Any claim that such a procedure is in the public interest is absurd. And one of its effects is that the media in this country is monopolized by a few bland voices. You can travel all over America, and you will essentially hear the same five FM radio stations, with the same programming: NPR stations, country, top forty, alternative rock, rap/r&b. Virtually all such stations are programmed by central services, and are as empty and repetitive as it is possible to imagine. You will hear the same twenty-six recording artists wherever you go, and almost never anything odd, innovative, or even mildly interesting. This impoverishment of our art and our experience is a direct result of FCC regulation.
But in what sense or on what authority does the FCC own the airwaves and license their use, anyway? Let me remind you of a couple of amendments to the US Constitution: Article 1: "Congress shall make no law . . . abridging the freedom of speech or of the press." Article 10: "The powers not delegated to the United States by the Constitution, nor prohibited by it to the States, are reserved to the States respectively, or to the people."

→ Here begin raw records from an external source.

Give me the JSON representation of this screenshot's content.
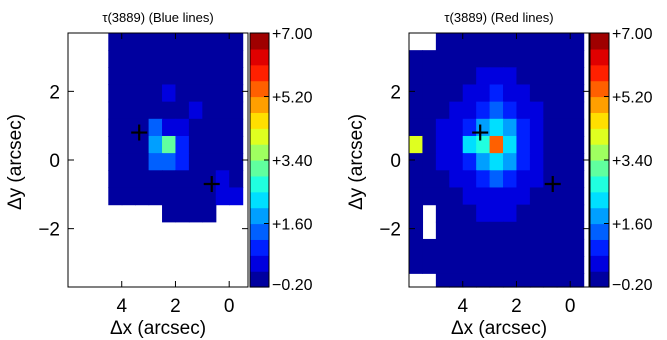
{
  "chart_data": [
    {
      "type": "heatmap",
      "title": "τ(3889) (Blue lines)",
      "xlabel": "Δx (arcsec)",
      "ylabel": "Δy (arcsec)",
      "xlim": [
        6.0,
        -0.7
      ],
      "ylim": [
        -3.7,
        3.7
      ],
      "x_ticks": [
        4,
        2,
        0
      ],
      "y_ticks": [
        2,
        0,
        -2
      ],
      "x_tick_labels": [
        "4",
        "2",
        "0"
      ],
      "y_tick_labels": [
        "2",
        "0",
        "−2"
      ],
      "colorbar": {
        "min": -0.2,
        "max": 7.0,
        "levels": 16,
        "tick_values": [
          7.0,
          5.2,
          3.4,
          1.6,
          -0.2
        ],
        "tick_labels": [
          "+7.00",
          "+5.20",
          "+3.40",
          "+1.60",
          "−0.20"
        ]
      },
      "pixel_size": 0.5,
      "grid_x_start": 6.0,
      "grid_y_top": 3.7,
      "values": [
        [
          null,
          null,
          null,
          0.1,
          0.1,
          0.1,
          0.1,
          0.1,
          0.1,
          0.1,
          0.1,
          0.1,
          0.1
        ],
        [
          null,
          null,
          null,
          0.1,
          0.1,
          0.1,
          0.1,
          0.1,
          0.1,
          0.1,
          0.1,
          0.1,
          0.1
        ],
        [
          null,
          null,
          null,
          0.1,
          0.1,
          0.1,
          0.1,
          0.1,
          0.1,
          0.1,
          0.1,
          0.1,
          0.1
        ],
        [
          null,
          null,
          null,
          0.1,
          0.1,
          0.1,
          0.1,
          0.3,
          0.1,
          0.1,
          0.1,
          0.1,
          0.1
        ],
        [
          null,
          null,
          null,
          0.1,
          0.1,
          0.1,
          0.1,
          0.1,
          0.1,
          0.3,
          0.1,
          0.1,
          0.1
        ],
        [
          null,
          null,
          null,
          0.1,
          0.1,
          0.1,
          1.3,
          0.5,
          0.3,
          0.1,
          0.1,
          0.1,
          0.1
        ],
        [
          null,
          null,
          null,
          0.1,
          0.1,
          0.1,
          1.6,
          3.0,
          0.9,
          0.1,
          0.1,
          0.1,
          0.1
        ],
        [
          null,
          null,
          null,
          0.1,
          0.1,
          0.1,
          1.2,
          1.3,
          0.8,
          0.1,
          0.1,
          0.1,
          0.1
        ],
        [
          null,
          null,
          null,
          0.1,
          0.1,
          0.1,
          0.1,
          0.1,
          0.1,
          0.1,
          0.1,
          0.3,
          0.1
        ],
        [
          null,
          null,
          null,
          0.1,
          0.1,
          0.1,
          0.1,
          0.1,
          0.1,
          0.1,
          0.1,
          0.5,
          0.4
        ],
        [
          null,
          null,
          null,
          null,
          null,
          null,
          null,
          0.1,
          0.1,
          0.1,
          0.1,
          null,
          null
        ],
        [
          null,
          null,
          null,
          null,
          null,
          null,
          null,
          null,
          null,
          null,
          null,
          null,
          null
        ],
        [
          null,
          null,
          null,
          null,
          null,
          null,
          null,
          null,
          null,
          null,
          null,
          null,
          null
        ],
        [
          null,
          null,
          null,
          null,
          null,
          null,
          null,
          null,
          null,
          null,
          null,
          null,
          null
        ],
        [
          null,
          null,
          null,
          null,
          null,
          null,
          null,
          null,
          null,
          null,
          null,
          null,
          null
        ]
      ],
      "markers": [
        {
          "x": 3.35,
          "y": 0.8
        },
        {
          "x": 0.65,
          "y": -0.7
        }
      ]
    },
    {
      "type": "heatmap",
      "title": "τ(3889) (Red lines)",
      "xlabel": "Δx (arcsec)",
      "ylabel": "Δy (arcsec)",
      "xlim": [
        6.0,
        -0.7
      ],
      "ylim": [
        -3.7,
        3.7
      ],
      "x_ticks": [
        4,
        2,
        0
      ],
      "y_ticks": [
        2,
        0,
        -2
      ],
      "x_tick_labels": [
        "4",
        "2",
        "0"
      ],
      "y_tick_labels": [
        "2",
        "0",
        "−2"
      ],
      "colorbar": {
        "min": -0.2,
        "max": 7.0,
        "levels": 16,
        "tick_values": [
          7.0,
          5.2,
          3.4,
          1.6,
          -0.2
        ],
        "tick_labels": [
          "+7.00",
          "+5.20",
          "+3.40",
          "+1.60",
          "−0.20"
        ]
      },
      "pixel_size": 0.5,
      "grid_x_start": 6.0,
      "grid_y_top": 3.7,
      "values": [
        [
          null,
          null,
          0.1,
          0.1,
          0.1,
          0.1,
          0.1,
          0.1,
          0.1,
          0.1,
          0.1,
          0.1,
          0.1
        ],
        [
          0.1,
          0.1,
          0.1,
          0.1,
          0.1,
          0.1,
          0.1,
          0.1,
          0.1,
          0.1,
          0.1,
          0.1,
          0.1
        ],
        [
          0.1,
          0.1,
          0.1,
          0.1,
          0.1,
          0.3,
          0.3,
          0.3,
          0.1,
          0.1,
          0.1,
          0.1,
          0.1
        ],
        [
          0.1,
          0.1,
          0.1,
          0.1,
          0.3,
          0.5,
          0.9,
          0.5,
          0.3,
          0.1,
          0.1,
          0.1,
          0.1
        ],
        [
          0.1,
          0.1,
          0.1,
          0.3,
          0.5,
          0.9,
          1.3,
          0.9,
          0.5,
          0.3,
          0.1,
          0.1,
          0.1
        ],
        [
          0.1,
          0.1,
          0.3,
          0.5,
          1.0,
          2.0,
          2.3,
          1.7,
          0.8,
          0.3,
          0.1,
          0.1,
          0.1
        ],
        [
          4.0,
          0.1,
          0.3,
          0.6,
          2.3,
          2.6,
          5.5,
          2.4,
          1.0,
          0.4,
          0.1,
          0.1,
          0.1
        ],
        [
          0.1,
          0.1,
          0.3,
          0.5,
          1.0,
          1.6,
          2.3,
          1.6,
          0.9,
          0.3,
          0.1,
          0.1,
          0.1
        ],
        [
          0.1,
          0.1,
          0.1,
          0.3,
          0.5,
          0.9,
          1.3,
          0.9,
          0.5,
          0.3,
          0.1,
          0.1,
          0.1
        ],
        [
          0.1,
          0.1,
          0.1,
          0.1,
          0.3,
          0.5,
          0.6,
          0.5,
          0.3,
          0.1,
          0.1,
          0.1,
          0.1
        ],
        [
          0.1,
          null,
          0.1,
          0.1,
          0.1,
          0.3,
          0.3,
          0.3,
          0.1,
          0.1,
          0.1,
          0.1,
          0.1
        ],
        [
          0.1,
          null,
          0.1,
          0.1,
          0.1,
          0.1,
          0.1,
          0.1,
          0.1,
          0.1,
          0.1,
          0.1,
          0.1
        ],
        [
          0.1,
          0.1,
          0.1,
          0.1,
          0.1,
          0.1,
          0.1,
          0.1,
          0.1,
          0.1,
          0.1,
          0.1,
          0.1
        ],
        [
          0.1,
          0.1,
          0.1,
          0.1,
          0.1,
          0.1,
          0.1,
          0.1,
          0.1,
          0.1,
          0.1,
          0.1,
          0.1
        ],
        [
          null,
          null,
          0.1,
          0.1,
          0.1,
          0.1,
          0.1,
          0.1,
          0.1,
          0.1,
          0.1,
          0.1,
          0.1
        ]
      ],
      "markers": [
        {
          "x": 3.35,
          "y": 0.8
        },
        {
          "x": 0.65,
          "y": -0.7
        }
      ]
    }
  ]
}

The FCC claims the right to regulate the contents of broadcasts; that is, it acts as a censor. Eminem's recordings embody, in my opinion, among the most important and problematic literary and political speech in contemporary America. His observations on race are trenchant and original. In his slightly twisted way, he raps against war and against censorship. He is bleeped into incomprehensibility on the radio, because of FCC censorship.
The performance artist Sarah Jones's song "Your Revolution" - a protest against the way women are degraded in the media (and hence a critique of the corporations that the FCC authorizes to provide our "content"), has been effectively censored by the FCC on the grounds that, for example, it explicitly critiques calling women "bitches."
The Communication Act provides that "No person within the jurisdiction of the United States shall utter any obscene, indecent, or profane language by means of radio communication." In this function - also entirely and obviously unconstitutional and degrading to a free people - it is the direct inheritor of the Comstock Laws of the nineteenth century, in which arch-puritan Anthony Comstock claimed the right to regulate the contents of the mails. Many were imprisoned not only for the distributing pornography, but for mailing basic educational materials on sex and contraception.
The Comstock laws were eventually struck down by the courts, as they simply had to be by a judicial system concerned even to pretend to pay lip-service to the Constitution. If the Comstock Laws are unconstitutional, so is the Federal Communications Commission.
In short, the FCC creates an American media that is corporate-dominated, dull to the point of stupefying, and entirely subject to government censorship.
So destroy the FCC or is it needed today in America?